2009年02月02日 23時52分12秒 | 音楽系
土曜日は、くわな市民大学市民学科バロック音楽の旅2008講座第4回でした。前日は台風並の雨嵐でしたので、一時はどうなるかと思いましたが、当日はいい天気でした。最近は晴れ男です。(笑)



今回のテーマは、ヨーロッパの古都と名画とバロック音楽と題して、古い音楽都市の写真を見たり、音楽に関する名画を見ながら、それらにまつわる音楽を聴いていくという趣向です。
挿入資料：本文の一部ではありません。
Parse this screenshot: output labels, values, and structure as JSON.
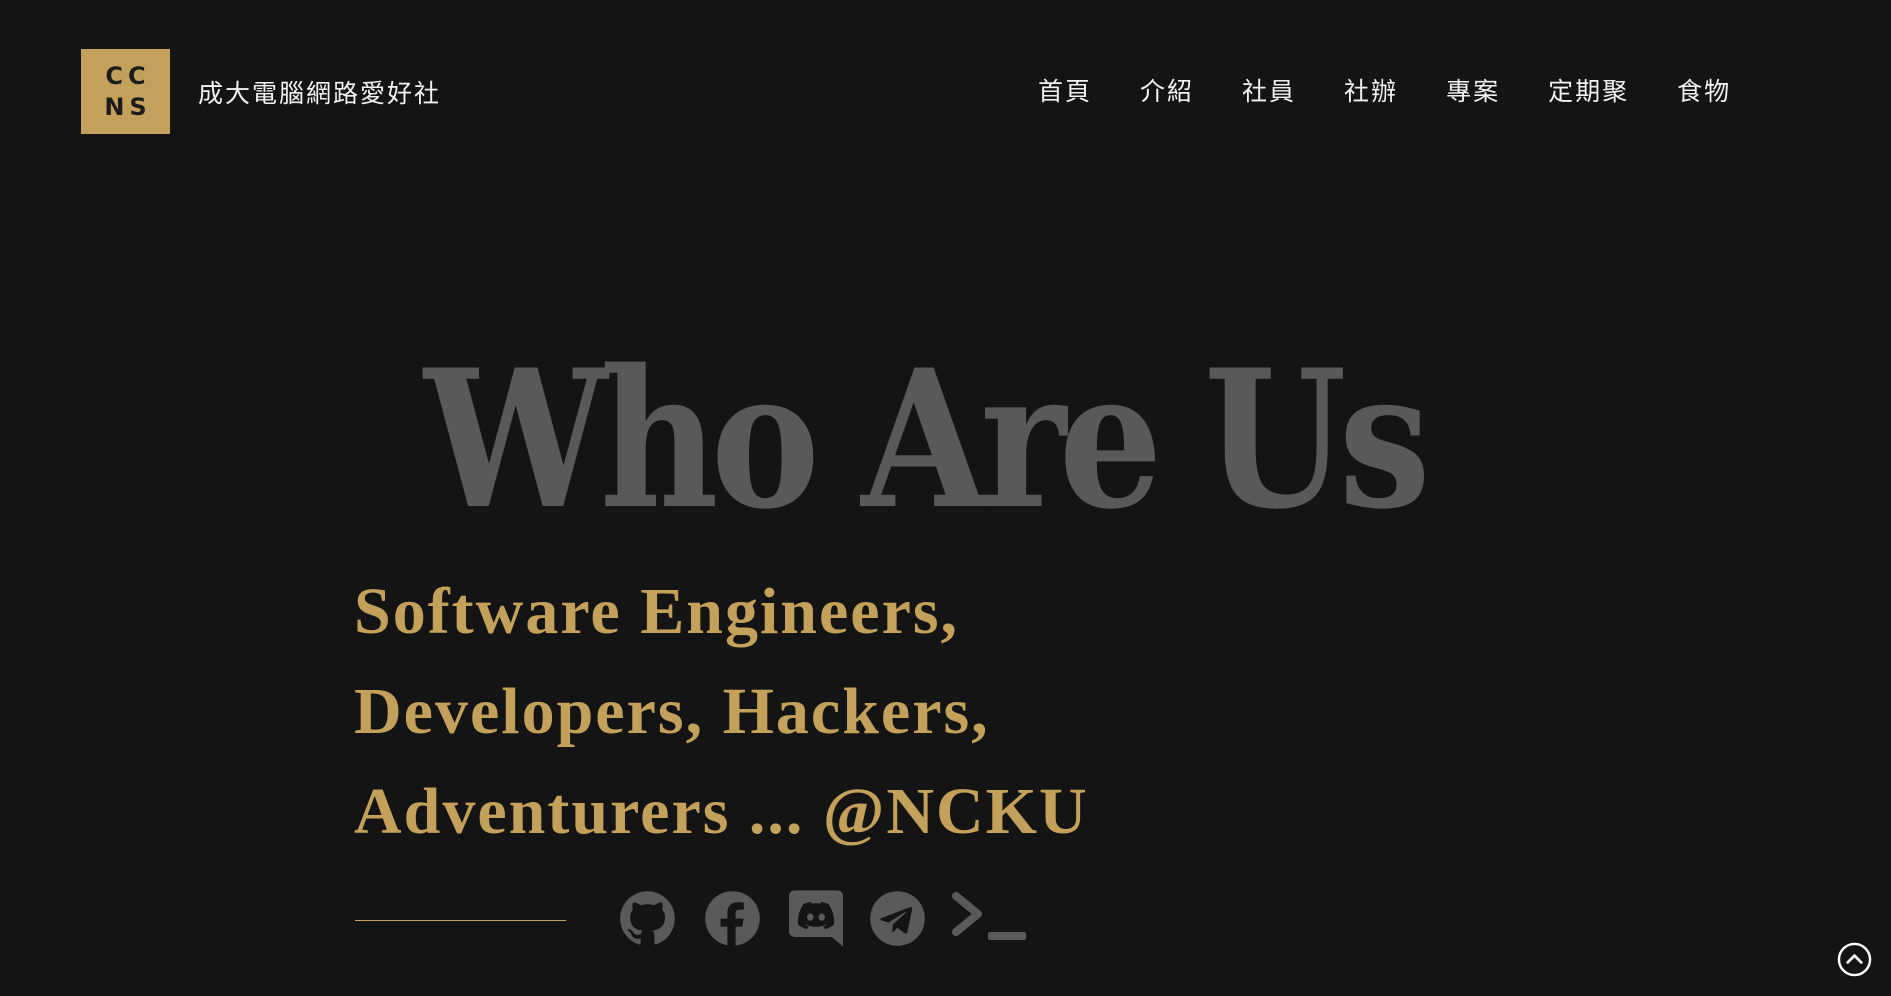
{
  "header": {
    "logo_line1": "CC",
    "logo_line2": "NS",
    "site_title": "成大電腦網路愛好社",
    "nav": [
      {
        "label": "首頁"
      },
      {
        "label": "介紹"
      },
      {
        "label": "社員"
      },
      {
        "label": "社辦"
      },
      {
        "label": "專案"
      },
      {
        "label": "定期聚"
      },
      {
        "label": "食物"
      }
    ]
  },
  "hero": {
    "title": "Who Are Us",
    "tagline": [
      "Software Engineers,",
      "Developers, Hackers,",
      "Adventurers ... @NCKU"
    ]
  },
  "social": [
    {
      "icon": "github-icon"
    },
    {
      "icon": "facebook-icon"
    },
    {
      "icon": "discord-icon"
    },
    {
      "icon": "telegram-icon"
    },
    {
      "icon": "terminal-icon"
    }
  ],
  "back_to_top": {
    "icon": "chevron-up-circle-icon"
  },
  "colors": {
    "background": "#141414",
    "accent": "#c4a15a",
    "title": "#595959",
    "icon": "#5a5a5a",
    "nav_text": "#f2f2f2"
  }
}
扱った絵画は、ホルバイン、フェルメール、カラヴァッジオの作品。特にフェルメールは楽器を描いている絵が多いこともあり、4作品を鑑賞しました。ま、私自身絵の専門家ではありませんので、絵の中の音楽の部分を中心にお話を進めていきました。

古い音楽都市として、ドレスデン、ケーテン、ナウムブルク、ヴェネチアを紹介しました。いずれも私が行ったことがある街で、自分が見聞きした範囲でいろいろお話させていただきました。

鑑賞したCDのタイトル一覧は受講生の皆さんにお渡ししましたが、残念なのは恐らくそのうちの何枚かはすでに廃盤になっていて入手できないだろうということです。クラシックのCDは、特にこの講座で鑑賞するような古楽はあまり売れないので大多数のタイトルが版を重ねることはありません。

受講生の方に、そのCD一覧で、一番お薦めのものは?って聞かれましたので、迷わずドイツ・ハルモニア・ムンディの50周年記念ボックスをお薦めしました。去年発売されたものですが、まだ売っているかどうか。アマゾンで調べたら、まだ売っていました。よかったですね。

さて次回はいよいよ最終回、私のバロック・リュート・コンサートです。